Because the measure is only one component of what is sure to be the broadest rewrite of financial regulation since the 1930s, the hearing room and a spillover room were filled beyond capacity by well-dressed financial lobbyists. The scene was reminiscent of the 1986 tax reform legislation that became known as Showdown on Gucci Gulch.
On its own, finance is complex, and exotic financial instruments known as derivatives are even more so. They involve private contracts, often designed to work like insurance to spread risk, that are entered into by two parties to hedge against the risk of default, changes in interest rates or shifting values of a given currency.

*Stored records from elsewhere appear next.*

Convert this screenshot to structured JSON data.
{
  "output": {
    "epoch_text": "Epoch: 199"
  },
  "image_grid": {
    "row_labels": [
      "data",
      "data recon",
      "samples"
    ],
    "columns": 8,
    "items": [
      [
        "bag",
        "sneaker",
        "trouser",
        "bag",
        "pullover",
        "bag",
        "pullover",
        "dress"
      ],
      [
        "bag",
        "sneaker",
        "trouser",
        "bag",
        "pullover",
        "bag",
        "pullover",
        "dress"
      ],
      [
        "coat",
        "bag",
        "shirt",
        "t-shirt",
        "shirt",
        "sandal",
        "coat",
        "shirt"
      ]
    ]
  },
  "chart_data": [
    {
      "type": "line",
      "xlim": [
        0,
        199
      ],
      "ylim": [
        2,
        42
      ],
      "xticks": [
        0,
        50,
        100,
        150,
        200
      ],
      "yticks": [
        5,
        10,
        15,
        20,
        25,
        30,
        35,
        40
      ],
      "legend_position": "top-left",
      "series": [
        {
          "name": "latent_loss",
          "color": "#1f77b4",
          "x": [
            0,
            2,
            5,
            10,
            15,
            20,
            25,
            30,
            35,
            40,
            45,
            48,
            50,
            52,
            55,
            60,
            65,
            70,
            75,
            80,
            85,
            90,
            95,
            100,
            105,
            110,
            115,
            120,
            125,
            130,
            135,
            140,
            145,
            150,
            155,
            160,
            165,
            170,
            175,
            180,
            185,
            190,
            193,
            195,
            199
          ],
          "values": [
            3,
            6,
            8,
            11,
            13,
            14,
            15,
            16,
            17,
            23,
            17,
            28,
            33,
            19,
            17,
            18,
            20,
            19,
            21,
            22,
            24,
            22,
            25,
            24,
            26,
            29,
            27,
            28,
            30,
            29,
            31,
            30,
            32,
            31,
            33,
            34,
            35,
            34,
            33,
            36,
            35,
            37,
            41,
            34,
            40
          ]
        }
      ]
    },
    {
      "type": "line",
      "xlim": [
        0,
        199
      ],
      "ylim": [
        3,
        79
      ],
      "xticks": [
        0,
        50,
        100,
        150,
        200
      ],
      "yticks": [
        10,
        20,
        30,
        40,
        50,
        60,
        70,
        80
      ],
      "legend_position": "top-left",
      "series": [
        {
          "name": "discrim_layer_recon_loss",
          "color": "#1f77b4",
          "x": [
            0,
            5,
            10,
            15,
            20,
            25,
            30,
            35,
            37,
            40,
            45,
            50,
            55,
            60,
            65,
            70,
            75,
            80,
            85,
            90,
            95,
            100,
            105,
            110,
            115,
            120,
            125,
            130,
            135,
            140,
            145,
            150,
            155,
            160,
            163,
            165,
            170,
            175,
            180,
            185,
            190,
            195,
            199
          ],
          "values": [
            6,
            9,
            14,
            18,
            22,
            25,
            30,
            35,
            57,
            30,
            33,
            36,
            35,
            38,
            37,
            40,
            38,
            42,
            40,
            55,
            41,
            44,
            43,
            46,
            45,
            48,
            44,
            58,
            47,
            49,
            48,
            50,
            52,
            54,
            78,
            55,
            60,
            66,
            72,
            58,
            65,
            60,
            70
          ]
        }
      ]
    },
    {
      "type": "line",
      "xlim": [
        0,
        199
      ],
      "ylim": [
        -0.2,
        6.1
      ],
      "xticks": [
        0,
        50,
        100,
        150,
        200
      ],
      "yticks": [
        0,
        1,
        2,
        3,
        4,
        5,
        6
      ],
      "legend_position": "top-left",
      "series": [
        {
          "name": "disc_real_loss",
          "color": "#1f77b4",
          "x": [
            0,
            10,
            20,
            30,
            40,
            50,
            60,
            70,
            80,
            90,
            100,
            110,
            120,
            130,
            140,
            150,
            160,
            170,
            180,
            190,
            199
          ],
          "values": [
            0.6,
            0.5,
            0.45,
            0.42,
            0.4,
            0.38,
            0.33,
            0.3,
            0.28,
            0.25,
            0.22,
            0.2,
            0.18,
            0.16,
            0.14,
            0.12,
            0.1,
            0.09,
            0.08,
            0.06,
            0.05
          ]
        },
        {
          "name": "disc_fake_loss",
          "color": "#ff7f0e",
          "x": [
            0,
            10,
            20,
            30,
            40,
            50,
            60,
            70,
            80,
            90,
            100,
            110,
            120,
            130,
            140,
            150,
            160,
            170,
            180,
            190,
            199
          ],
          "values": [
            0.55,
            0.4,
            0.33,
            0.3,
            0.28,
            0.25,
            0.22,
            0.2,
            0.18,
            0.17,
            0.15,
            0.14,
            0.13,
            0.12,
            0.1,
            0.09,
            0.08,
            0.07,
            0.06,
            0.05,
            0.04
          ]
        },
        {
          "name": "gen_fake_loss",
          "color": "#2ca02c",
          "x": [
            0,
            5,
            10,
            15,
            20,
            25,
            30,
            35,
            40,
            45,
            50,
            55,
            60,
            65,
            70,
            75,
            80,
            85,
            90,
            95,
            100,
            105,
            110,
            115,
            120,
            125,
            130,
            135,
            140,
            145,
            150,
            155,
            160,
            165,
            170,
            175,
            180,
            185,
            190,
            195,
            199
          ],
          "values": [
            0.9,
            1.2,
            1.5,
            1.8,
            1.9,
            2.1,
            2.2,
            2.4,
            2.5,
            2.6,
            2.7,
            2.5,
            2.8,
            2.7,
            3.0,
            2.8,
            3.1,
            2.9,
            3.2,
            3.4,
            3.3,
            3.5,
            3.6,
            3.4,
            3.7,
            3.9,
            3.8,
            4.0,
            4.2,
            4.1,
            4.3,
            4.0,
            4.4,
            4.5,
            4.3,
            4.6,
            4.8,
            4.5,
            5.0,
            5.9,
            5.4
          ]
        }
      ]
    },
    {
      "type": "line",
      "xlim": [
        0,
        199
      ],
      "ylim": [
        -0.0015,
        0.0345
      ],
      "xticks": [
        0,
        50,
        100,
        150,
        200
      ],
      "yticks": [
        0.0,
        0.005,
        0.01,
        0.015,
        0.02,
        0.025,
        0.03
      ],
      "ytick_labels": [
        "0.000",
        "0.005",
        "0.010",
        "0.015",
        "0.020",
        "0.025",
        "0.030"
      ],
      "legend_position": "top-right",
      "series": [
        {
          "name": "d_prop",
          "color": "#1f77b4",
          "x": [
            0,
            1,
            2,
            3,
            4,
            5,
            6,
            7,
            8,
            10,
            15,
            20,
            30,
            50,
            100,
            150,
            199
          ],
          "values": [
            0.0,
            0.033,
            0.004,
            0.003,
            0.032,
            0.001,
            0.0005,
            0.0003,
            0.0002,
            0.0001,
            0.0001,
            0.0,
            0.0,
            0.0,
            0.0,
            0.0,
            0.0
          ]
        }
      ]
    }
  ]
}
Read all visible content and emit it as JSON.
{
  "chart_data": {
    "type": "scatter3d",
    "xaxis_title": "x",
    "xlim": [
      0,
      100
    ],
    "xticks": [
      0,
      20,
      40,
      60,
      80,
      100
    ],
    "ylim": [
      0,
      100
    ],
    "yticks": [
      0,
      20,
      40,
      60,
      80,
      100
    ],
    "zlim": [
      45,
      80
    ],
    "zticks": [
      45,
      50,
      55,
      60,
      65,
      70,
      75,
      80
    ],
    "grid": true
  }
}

While much of the bill introduced by Committee Chairman Barney Frank, D-Mass., deals with the Wall Street firms that deal in these often opaque instruments, business groups lobbied hard for more safeguards to ensure that end users such as farmers, airlines or oil producers can continue to hedge risks without significant new costs.
Frank offered substitute language that sought to address these concerns. That language and other amendments will be put to final votes Thursday morning.
Judging by Wednesday's debate, the vote on derivatives legislation will split along party lines. Republicans are betting that high unemployment will help in next November's mid-term elections, and they hammered home concerns that the legislation will hurt jobs.
"Our concern should be jobs, jobs, jobs," said Rep. Jeb Hensarling, R-Texas.
Republican lawmakers called Frank's legislation an overreach that will create more bureaucracy, and they repeatedly suggested that problems in derivatives markets were limited to AIG.
"Warren Buffett doesn't think so. I think there was derivatives volatility, and I think it was part of a lot of the financial institutions (that failed) failing," Rep. Frank told reporters afterward.
Billionaire investor Warren Buffett famously called derivatives financial weapons of mass destruction. His support for bringing more transparency and regulation to this market -- valued in the trillions of dollars -- gave lawmakers an important conceptual push.
Once the panel finishes with the derivatives bill, it will turn to an even more controversial measure, which would create a new Consumer Financial Protection Agency to regulate consumer credit products such as mortgages, credit cards and payday loans.